Pemerintah melalui Peraturan Presiden No. 72 tahun 2021 tentang Percepatan Penurunan Stunting sudah menyusun formulasi program percepatan dalam penurunan stunting mengarah pada intervensi berbasis keluarga berisiko stunting dengan menekankan pada penyiapan kehidupan berkeluarga, pemenuhan asupan gizi, perbaikan pola asuh, peningkatan akses dan mutu pelayanan Kesehatan, serta peningkatan akses air minum dan sanitasi.
Upaya mewujudkan target ini tentu bukan hanya disematkan di pundak Badan Kependudukan dan Keluarga Berencana Nasional (BKKBN), tapi stakeholder terkait lainnya, termasuk Kementerian Kesehatan. Untuk pemenuhhan gizi, misalnya, Kemenkes melakukan intervensi dengan pendekatan gizi spesifik.
Pendekatan dimaksud berkaitan dengan evaluasi dan pendekatan masalah gizi pada sasaran intervensi yang diberikan kepada 1.000 Hari Pertama Kehidupan, bayi, anak, remaja putri, calon pengantin, ibu hamil dan ibu melahirkan.
Membangun kesadaran para orang tua, terutama keluarga muda, untuk memberi perhatian penuh pada pemenuhan gizi demi tumbung kembang anak yang sehat harus mendapat penekanan. Hal ini karena merekalah ujung tombak sejatinya yang yang bisa mewujudkan generasi muda sehat. Salah satu kesadaran yang sangat dibutuhkan adalah selalu menyediakan asupan gizi untuk balita.

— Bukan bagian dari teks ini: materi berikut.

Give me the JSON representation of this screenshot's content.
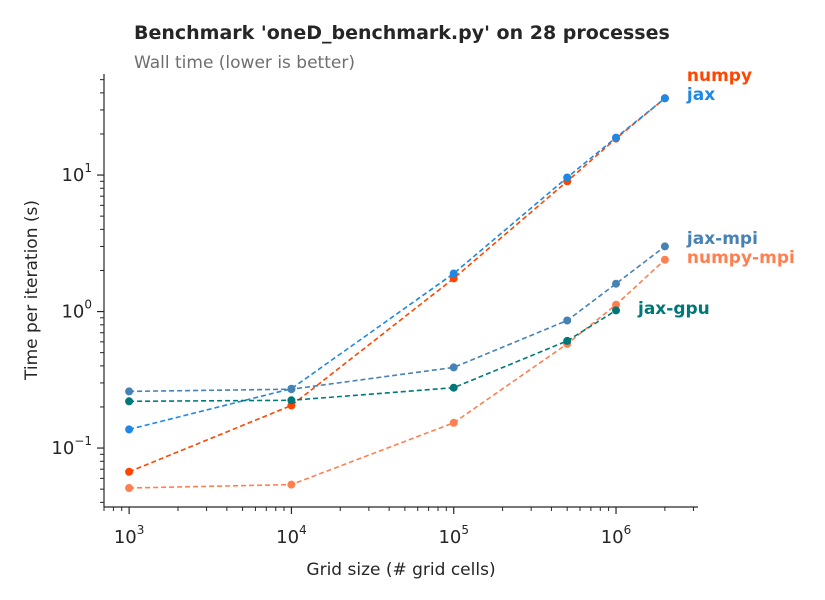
{
  "chart_data": {
    "type": "line",
    "title": "Benchmark 'oneD_benchmark.py' on 28 processes",
    "subtitle": "Wall time (lower is better)",
    "xlabel": "Grid size (# grid cells)",
    "ylabel": "Time per iteration (s)",
    "xscale": "log",
    "yscale": "log",
    "xlim": [
      700,
      3200000
    ],
    "ylim": [
      0.037,
      55
    ],
    "x_ticks": [
      {
        "value": 1000,
        "base": "10",
        "exp": "3"
      },
      {
        "value": 10000,
        "base": "10",
        "exp": "4"
      },
      {
        "value": 100000,
        "base": "10",
        "exp": "5"
      },
      {
        "value": 1000000,
        "base": "10",
        "exp": "6"
      }
    ],
    "y_ticks": [
      {
        "value": 0.1,
        "base": "10",
        "exp": "−1"
      },
      {
        "value": 1,
        "base": "10",
        "exp": "0"
      },
      {
        "value": 10,
        "base": "10",
        "exp": "1"
      }
    ],
    "grid": false,
    "legend": "direct labels at right end of each series",
    "series": [
      {
        "name": "numpy",
        "color": "#ff4500",
        "x": [
          1000,
          10000,
          100000,
          500000,
          1000000,
          2000000
        ],
        "y": [
          0.067,
          0.205,
          1.75,
          9.0,
          18.5,
          36.5
        ]
      },
      {
        "name": "jax",
        "color": "#1e88e5",
        "x": [
          1000,
          10000,
          100000,
          500000,
          1000000,
          2000000
        ],
        "y": [
          0.137,
          0.272,
          1.9,
          9.6,
          18.8,
          36.5
        ]
      },
      {
        "name": "jax-mpi",
        "color": "#4682b4",
        "x": [
          1000,
          10000,
          100000,
          500000,
          1000000,
          2000000
        ],
        "y": [
          0.26,
          0.27,
          0.39,
          0.86,
          1.6,
          3.0
        ]
      },
      {
        "name": "numpy-mpi",
        "color": "#ff7f50",
        "x": [
          1000,
          10000,
          100000,
          500000,
          1000000,
          2000000
        ],
        "y": [
          0.051,
          0.054,
          0.153,
          0.58,
          1.12,
          2.4
        ]
      },
      {
        "name": "jax-gpu",
        "color": "#00787a",
        "x": [
          1000,
          10000,
          100000,
          500000,
          1000000
        ],
        "y": [
          0.22,
          0.224,
          0.277,
          0.61,
          1.02
        ]
      }
    ]
  }
}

Berdasarkan penelitian yang dirangkum oleh Kemenkes, keterkaitanstuntingdengan protein hewani sangat tinggi. Penekanan pentingnya protein hewani untuk mencegah stunting dianggap strategis karena dinilai lebih terjangkau secara harga oleh masyarakat dan mudah didapatkan. Kemenkes merekomendasikan asupan protein dalam seharinya bisa mencapai sebanyak 62 gram. Bila kesadaran tersebut bisa muncul, maka target Generasi Emas 2024 bukan sekadar khayalan.